The switch statement IS NOT a constant time branch. The compiler may find short-cuts (using hash buckets, etc), but more complicated cases will generate more complicated MSIL code with some cases branching out earlier than others.

To handle the String case, the compiler will end up (at some point) using a.Equals(b) (and possibly a.GetHashCode() ). I think it would be trival for the compiler to use any object that satisfies these constraints.

As for the need for static case expressions... some of those optimisations (hashing, caching, etc) would not be available if the case expressions weren't deterministic. But we've already seen that sometimes the compiler just picks the simplistic if-else-if-else road anyway...

Edit: lomaxx - Your understanding of the "typeof" operator is not correct. The "typeof" operator is used to obtain the System.Type object for a type (nothing to do with its supertypes or interfaces). Checking run-time compatibility of an object with a given type is the "is" operator's job. The use of "typeof" here to express an object is irrelevant.
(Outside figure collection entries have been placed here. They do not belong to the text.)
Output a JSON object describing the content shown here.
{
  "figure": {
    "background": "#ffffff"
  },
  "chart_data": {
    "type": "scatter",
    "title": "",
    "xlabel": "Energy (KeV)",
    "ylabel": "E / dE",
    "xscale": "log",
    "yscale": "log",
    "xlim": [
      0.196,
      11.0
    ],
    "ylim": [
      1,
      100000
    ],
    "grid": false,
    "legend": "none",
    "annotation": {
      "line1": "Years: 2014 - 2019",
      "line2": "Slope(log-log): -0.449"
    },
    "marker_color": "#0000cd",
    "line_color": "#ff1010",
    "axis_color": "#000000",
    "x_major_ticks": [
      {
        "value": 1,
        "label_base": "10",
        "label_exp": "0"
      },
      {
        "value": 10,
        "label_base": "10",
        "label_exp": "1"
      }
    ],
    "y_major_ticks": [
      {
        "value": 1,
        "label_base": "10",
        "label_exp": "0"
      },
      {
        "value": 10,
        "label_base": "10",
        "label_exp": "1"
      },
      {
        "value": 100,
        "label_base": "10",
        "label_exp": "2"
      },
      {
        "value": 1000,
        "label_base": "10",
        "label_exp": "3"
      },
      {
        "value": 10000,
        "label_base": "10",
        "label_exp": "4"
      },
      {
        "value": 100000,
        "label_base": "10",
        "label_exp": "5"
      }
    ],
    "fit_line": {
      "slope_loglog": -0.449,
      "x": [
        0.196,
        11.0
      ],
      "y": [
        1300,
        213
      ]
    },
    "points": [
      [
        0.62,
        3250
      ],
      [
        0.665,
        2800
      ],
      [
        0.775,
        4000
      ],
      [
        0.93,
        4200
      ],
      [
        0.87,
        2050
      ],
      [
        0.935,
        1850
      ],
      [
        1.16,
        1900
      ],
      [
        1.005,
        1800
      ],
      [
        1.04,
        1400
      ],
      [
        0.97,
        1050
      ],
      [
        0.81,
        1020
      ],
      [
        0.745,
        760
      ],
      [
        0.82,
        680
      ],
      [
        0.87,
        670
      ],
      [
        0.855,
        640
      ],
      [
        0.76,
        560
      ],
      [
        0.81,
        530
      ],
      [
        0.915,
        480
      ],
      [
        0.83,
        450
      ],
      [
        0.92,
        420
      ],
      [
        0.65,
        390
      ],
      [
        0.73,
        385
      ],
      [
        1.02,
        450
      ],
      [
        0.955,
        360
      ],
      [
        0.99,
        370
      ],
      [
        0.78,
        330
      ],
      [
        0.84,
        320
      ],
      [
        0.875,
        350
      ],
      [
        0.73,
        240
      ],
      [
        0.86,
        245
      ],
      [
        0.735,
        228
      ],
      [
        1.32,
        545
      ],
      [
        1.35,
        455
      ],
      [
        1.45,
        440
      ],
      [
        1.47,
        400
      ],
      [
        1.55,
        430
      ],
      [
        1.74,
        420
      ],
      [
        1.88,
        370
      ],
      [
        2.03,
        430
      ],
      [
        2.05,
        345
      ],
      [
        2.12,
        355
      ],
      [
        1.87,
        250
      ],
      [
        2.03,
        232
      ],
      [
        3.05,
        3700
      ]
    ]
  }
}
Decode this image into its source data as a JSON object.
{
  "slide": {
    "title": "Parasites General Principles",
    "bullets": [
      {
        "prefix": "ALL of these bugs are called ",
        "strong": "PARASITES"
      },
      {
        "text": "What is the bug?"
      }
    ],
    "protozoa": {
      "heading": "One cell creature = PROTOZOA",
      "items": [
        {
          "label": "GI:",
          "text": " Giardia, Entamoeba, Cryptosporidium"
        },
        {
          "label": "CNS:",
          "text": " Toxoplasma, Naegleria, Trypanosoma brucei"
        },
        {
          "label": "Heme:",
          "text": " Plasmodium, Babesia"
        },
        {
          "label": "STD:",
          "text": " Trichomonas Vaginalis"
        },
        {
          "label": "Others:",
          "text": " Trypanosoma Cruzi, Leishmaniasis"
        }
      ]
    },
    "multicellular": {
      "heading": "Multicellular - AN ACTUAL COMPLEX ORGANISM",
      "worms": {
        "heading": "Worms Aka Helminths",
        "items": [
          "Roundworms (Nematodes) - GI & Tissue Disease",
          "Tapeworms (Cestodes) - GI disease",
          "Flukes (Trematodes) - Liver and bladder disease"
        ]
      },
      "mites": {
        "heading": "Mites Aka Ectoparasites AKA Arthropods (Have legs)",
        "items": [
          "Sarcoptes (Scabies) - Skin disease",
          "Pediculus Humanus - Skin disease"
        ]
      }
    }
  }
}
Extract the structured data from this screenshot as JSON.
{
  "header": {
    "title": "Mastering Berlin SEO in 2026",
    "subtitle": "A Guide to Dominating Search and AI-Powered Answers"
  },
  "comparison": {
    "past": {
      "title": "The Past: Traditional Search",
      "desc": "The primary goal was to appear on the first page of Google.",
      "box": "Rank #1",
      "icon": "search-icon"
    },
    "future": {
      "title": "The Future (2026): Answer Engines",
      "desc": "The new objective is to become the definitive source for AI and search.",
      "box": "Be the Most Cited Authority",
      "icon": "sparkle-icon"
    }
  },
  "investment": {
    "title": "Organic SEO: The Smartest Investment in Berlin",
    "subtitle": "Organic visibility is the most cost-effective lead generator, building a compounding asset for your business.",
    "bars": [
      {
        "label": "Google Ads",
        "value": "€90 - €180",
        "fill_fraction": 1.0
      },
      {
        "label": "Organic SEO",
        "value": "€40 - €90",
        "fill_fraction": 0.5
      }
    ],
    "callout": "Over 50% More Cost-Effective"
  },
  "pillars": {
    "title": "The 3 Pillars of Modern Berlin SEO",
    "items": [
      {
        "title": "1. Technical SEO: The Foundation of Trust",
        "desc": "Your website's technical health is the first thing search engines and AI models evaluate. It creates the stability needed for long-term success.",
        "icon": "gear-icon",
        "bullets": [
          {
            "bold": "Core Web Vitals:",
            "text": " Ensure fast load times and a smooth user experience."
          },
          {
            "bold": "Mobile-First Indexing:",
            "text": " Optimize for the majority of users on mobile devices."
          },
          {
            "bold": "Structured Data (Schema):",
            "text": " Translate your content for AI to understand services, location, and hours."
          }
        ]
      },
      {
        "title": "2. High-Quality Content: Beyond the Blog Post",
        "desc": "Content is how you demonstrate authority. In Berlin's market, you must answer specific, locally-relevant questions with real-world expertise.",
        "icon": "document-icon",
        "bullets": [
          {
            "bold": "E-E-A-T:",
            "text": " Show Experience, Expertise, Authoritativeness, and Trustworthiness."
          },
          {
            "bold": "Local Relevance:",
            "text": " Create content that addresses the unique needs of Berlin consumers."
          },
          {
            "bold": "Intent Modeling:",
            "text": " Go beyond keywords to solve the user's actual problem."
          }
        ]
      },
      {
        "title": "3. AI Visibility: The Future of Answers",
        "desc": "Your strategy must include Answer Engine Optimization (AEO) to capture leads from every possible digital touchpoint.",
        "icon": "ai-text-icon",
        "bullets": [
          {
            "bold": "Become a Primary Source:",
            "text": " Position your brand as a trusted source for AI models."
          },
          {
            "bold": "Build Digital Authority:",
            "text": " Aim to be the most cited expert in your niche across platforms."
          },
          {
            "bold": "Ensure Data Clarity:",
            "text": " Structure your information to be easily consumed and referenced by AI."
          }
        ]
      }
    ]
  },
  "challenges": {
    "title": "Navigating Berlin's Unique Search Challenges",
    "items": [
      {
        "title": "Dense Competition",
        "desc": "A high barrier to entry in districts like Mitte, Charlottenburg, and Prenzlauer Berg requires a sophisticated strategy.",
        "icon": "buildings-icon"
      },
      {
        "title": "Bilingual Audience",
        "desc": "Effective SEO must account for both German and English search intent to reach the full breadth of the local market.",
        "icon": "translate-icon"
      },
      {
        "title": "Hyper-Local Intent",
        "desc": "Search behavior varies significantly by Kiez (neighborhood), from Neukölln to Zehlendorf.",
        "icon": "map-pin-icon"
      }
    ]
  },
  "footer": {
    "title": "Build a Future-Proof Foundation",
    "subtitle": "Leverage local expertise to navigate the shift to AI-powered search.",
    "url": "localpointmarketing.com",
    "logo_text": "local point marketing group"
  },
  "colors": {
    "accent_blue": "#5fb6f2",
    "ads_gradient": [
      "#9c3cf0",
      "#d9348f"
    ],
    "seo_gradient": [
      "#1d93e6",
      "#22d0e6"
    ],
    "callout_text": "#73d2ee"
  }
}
Microsoft finally heard you!

Now with C# 7 you can:

switch(shape)
{
case Circle c:
    WriteLine($"circle with radius {c.Radius}");
    break;
case Rectangle s when (s.Length == s.Height):
    WriteLine($"{s.Length} x {s.Height} square");
    break;
case Rectangle r:
    WriteLine($"{r.Length} x {r.Height} rectangle");
    break;
default:
    WriteLine("<unknown shape>");
    break;
case null:
    throw new ArgumentNullException(nameof(shape));
}